Reputation: 2480
I'm trying to understand how to use wget to download specific directories from a bunch of different ftp sites with economic data from the US government.
As a simple example, I know that I can download an entire directory using a command like:
wget --timestamping --recursive --no-parent ftp://ftp.bls.gov/pub/special.requests/cew/2013/county/
But I envision running more complex downloads, where I might want to limit a download to a handful of directories. So I've been looking at the --include option. But I don't really understand how it works. Specifically, why doesn't this work:
wget --timestamping --recursive -I /pub/special.requests/cew/2013/county/ ftp://ftp.bls.gov/pub/special.requests/cew/
The following does work, in the sense that it downloads files, but it downloads way more than I need (everything in the 2013 directory, vs just the county subdirectory):
wget --timestamping --recursive -I /pub/special.requests/cew/2013/ ftp://ftp.bls.gov/pub/special.requests/cew/
I can't tell if i'm not understanding something about wget or if my issue is with something more fundamental to ftp server structures.
Thanks for the help!
Upvotes: 6
Views: 20222
Reputation: 124804
Based on this doc it seems that the filtering functions of wget
are very limited.
When using the --recursive
option, wget
will download all linked documents after applying the various filters, such as --no-parent
and -I
, -X
, -A
, -R
options.
In your example:
wget -r -I /pub/special.requests/cew/2013/county/ ftp://ftp.bls.gov/pub/special.requests/cew/
This won't download anything, because the -I
option specifies to include only links matching /pub/special.requests/cew/2013/county/
, but on the page /pub/special.requests/cew/
there are no such links, so the download stops there. This will work though:
wget -r -I /pub/special.requests/cew/2013/county/ ftp://ftp.bls.gov/pub/special.requests/cew/2013/
... because in this case the /pub/special.requests/cew/2013/
page does have a link to county/
Btw, you can find more details in this doc than on the man
page:
http://www.gnu.org/software/wget/manual/html_node/
Upvotes: 3
Reputation: 229294
can't you simply do (and add the --timestamping/--no-parent etc. as needed)

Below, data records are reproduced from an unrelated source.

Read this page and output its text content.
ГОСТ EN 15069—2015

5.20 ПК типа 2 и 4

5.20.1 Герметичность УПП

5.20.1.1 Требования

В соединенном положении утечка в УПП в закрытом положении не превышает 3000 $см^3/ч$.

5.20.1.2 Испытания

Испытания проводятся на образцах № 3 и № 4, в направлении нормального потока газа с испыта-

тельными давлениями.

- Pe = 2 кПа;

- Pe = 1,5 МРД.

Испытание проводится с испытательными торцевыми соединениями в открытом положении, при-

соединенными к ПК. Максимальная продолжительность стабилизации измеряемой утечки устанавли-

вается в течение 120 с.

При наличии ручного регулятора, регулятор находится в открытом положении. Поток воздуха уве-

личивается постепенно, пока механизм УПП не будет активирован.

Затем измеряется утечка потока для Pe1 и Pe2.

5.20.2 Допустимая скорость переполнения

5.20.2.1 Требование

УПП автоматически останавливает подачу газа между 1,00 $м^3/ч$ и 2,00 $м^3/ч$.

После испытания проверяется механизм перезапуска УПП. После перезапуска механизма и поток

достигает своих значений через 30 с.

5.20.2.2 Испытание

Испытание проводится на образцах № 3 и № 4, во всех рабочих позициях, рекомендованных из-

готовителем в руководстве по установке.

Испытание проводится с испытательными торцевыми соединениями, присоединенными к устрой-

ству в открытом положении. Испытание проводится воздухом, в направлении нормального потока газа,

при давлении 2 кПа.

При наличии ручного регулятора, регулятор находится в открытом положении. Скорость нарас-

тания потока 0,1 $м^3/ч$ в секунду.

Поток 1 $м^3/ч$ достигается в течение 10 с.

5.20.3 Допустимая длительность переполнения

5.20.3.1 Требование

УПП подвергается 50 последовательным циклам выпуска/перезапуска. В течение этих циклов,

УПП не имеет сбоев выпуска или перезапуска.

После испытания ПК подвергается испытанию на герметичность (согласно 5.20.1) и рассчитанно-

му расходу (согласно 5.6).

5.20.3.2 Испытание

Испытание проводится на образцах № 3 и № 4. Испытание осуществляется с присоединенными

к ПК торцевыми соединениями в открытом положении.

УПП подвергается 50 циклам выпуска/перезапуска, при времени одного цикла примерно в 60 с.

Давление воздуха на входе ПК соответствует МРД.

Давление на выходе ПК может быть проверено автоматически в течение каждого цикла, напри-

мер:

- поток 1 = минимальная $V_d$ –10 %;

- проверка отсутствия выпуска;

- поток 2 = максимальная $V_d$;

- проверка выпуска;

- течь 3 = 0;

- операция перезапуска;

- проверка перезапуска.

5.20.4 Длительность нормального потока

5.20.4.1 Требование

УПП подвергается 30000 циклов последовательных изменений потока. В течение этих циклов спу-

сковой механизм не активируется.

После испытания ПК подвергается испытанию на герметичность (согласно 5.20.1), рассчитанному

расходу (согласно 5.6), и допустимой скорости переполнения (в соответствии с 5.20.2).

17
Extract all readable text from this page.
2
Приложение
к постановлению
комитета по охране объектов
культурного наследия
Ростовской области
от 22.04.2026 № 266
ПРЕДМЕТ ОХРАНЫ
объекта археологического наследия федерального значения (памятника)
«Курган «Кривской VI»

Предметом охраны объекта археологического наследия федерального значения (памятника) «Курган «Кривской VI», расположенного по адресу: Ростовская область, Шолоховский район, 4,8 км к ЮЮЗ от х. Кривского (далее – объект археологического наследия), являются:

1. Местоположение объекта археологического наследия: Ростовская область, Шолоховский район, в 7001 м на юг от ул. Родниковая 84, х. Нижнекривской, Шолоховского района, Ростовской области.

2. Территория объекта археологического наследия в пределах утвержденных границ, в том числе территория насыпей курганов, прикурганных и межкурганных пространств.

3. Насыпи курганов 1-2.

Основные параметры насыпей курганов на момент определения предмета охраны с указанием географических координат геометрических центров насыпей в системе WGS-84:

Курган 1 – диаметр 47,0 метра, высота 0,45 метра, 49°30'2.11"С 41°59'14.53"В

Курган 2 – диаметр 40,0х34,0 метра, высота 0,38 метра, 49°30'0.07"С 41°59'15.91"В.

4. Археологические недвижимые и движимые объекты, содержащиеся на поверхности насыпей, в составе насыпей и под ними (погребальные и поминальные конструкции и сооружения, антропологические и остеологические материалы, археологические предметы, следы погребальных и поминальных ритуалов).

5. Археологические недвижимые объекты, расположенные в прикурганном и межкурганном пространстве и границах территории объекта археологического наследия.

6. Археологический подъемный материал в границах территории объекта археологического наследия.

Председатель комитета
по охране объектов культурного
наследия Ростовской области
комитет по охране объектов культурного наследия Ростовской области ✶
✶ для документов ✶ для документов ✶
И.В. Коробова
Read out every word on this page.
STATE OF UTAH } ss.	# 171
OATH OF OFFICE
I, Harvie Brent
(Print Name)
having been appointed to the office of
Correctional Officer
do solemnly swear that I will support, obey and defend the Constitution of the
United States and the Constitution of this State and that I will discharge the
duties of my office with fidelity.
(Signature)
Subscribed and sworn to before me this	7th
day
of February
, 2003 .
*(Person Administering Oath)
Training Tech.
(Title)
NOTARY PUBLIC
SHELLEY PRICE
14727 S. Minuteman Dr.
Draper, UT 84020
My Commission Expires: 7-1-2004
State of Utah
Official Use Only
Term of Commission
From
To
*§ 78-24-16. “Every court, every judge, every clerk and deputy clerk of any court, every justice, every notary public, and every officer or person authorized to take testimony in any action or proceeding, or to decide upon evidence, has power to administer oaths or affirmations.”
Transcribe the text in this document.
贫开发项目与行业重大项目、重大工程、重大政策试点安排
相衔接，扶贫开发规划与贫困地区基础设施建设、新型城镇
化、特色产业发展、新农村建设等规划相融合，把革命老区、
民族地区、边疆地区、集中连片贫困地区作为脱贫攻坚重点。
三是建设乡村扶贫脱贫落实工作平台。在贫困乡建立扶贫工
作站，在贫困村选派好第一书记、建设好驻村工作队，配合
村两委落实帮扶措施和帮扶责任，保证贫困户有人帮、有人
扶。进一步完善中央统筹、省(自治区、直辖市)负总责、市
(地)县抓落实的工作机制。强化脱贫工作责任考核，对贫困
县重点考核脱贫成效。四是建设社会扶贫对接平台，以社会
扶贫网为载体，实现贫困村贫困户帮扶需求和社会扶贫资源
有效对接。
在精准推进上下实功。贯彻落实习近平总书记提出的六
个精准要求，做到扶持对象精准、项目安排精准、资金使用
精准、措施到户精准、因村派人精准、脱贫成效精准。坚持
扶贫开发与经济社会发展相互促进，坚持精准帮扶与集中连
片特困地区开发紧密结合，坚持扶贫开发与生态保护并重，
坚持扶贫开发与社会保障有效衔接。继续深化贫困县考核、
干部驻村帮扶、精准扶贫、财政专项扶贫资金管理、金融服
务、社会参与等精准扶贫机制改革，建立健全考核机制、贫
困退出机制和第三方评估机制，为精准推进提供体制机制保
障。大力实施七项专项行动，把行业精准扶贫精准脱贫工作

wget -r ftp://ftp.bls.gov/pub/special.requests/cew/2013/county
The -I seems to work at one directory level at a time, so if we step one step up from county/ we could do:
wget -r -I /pub/special.requests/cew/2013/county/ ftp://ftp.bls.gov/pub/special.requests/cew/2013/
But apparently we can't step further up and do
wget -r -I /pub/special.requests/cew/2013/county/ ftp://ftp.bls.gov/pub/special.requests/cew/
Upvotes: 2